I'm making my first steps to writing code to process input coming from a differential bus transceiver. I have the standard that shows max/min times of the pin being high low for what out put *if you are interested it is a dmx signal* but I'm confused as how to work out say, the input goes 10101 but due to timing it is actualy 1000101 as it was low for 3 lengths. I can think of ways to do this If the standard was, each bite is 3us long, but it is between Xus and Yus for this code and Xus and Yus for this folowing code, making a full packet short or long. Also a clock line would ebe great, but all I get s the one data line.


Sorry if that was rambling or there is posts about this but im not to sure what to search fr as I dont know the name of the method used to decode this input.

Thank you in advance of any help avalible.

Sol
 

beenthere

Joined Apr 20, 2004
15,819
Asynchronous inputs are very hard to handle. If you cannot reference to a clock signal, there is no way to be sure if your input sampling in any way resembles the data rate. Is this some kind of challenge?
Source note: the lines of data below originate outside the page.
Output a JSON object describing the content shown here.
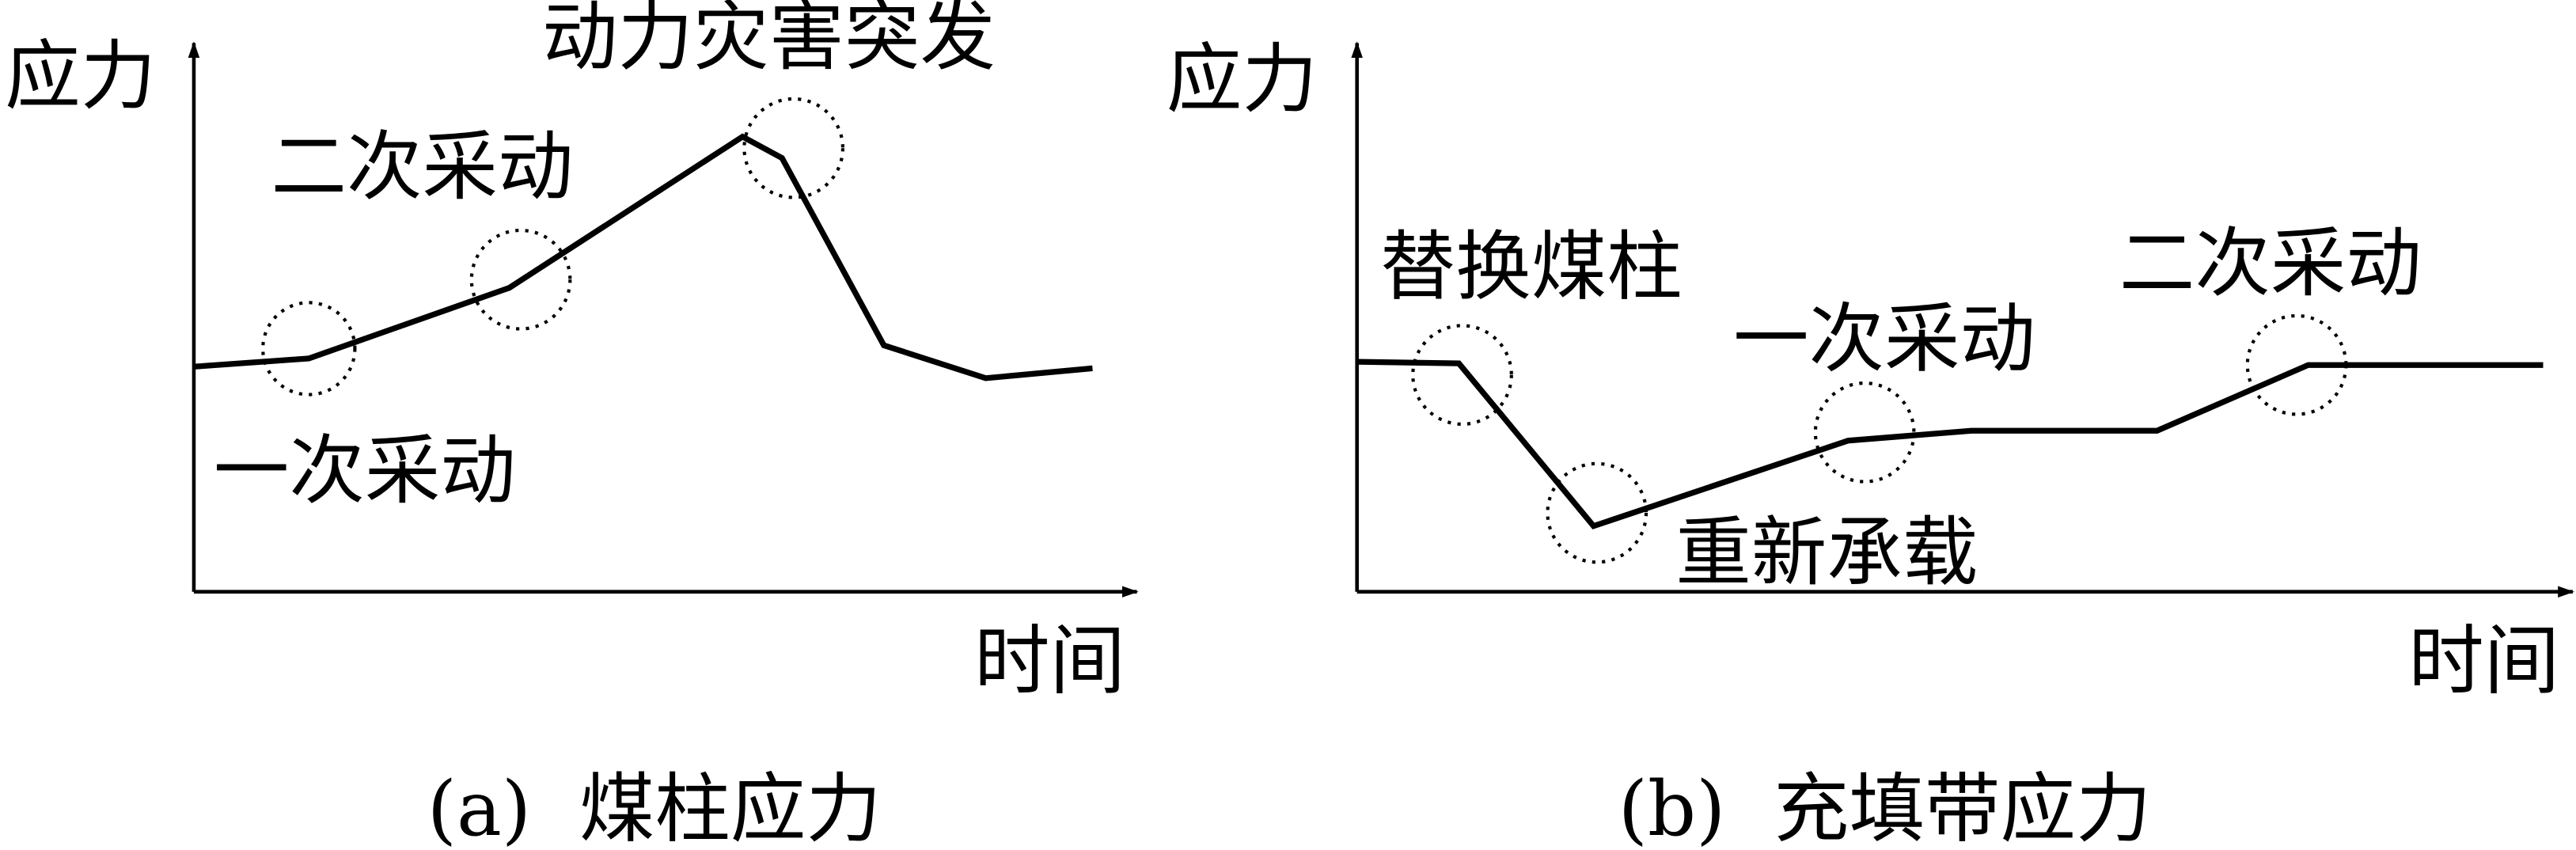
{
  "panels": [
    {
      "caption": "(a)  煤柱应力",
      "ylabel": "应力",
      "xlabel": "时间",
      "annotations": [
        "一次采动",
        "二次采动",
        "动力灾害突发"
      ]
    },
    {
      "caption": "(b)  充填带应力",
      "ylabel": "应力",
      "xlabel": "时间",
      "annotations": [
        "替换煤柱",
        "重新承载",
        "一次采动",
        "二次采动"
      ]
    }
  ]
}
The old 5 1/4 disk drives has some similar problems. The solution was to place unambiguous bit sequences to clue the logic as to where the data started, and to encode the data so as to eliminate strings of 1's or 0's that would have been unreadable.
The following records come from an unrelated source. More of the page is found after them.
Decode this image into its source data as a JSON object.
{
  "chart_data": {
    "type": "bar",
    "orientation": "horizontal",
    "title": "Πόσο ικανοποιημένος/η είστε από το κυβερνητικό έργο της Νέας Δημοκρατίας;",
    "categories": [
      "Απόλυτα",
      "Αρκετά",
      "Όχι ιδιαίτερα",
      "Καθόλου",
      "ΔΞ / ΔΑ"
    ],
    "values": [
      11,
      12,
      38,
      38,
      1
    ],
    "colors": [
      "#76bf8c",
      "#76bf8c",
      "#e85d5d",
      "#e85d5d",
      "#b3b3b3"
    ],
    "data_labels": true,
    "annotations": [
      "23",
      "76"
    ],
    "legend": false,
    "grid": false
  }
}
The other way to approach this is to reformat the bus data so you can use something like a hamming code to recover ambiguous bytes. Sounds like a lot of work for a poor old PIC.
 

Thread Starter

solexious

Joined Nov 20, 2007
55
mrmval: Yes I am using a dbt on my end, it decodes the signal into low/high for me then passes it to the pic.

benthere: there is a start bit at the start of the packet where it goes high for the longest period of time in the packet so I can get it to look for that so it knows its at the start of a packet?

Its and old system but its what is used as the control system in all uk theatres and a lot of the us.

A challenge it may be but looking at the hardware that runs things connected t dmx use pics so its not out of reach.

Will see if I can find digital version of the spec to link to as I only have a paid for paper version of the dmx512 standard.

Any more info that would be helpful?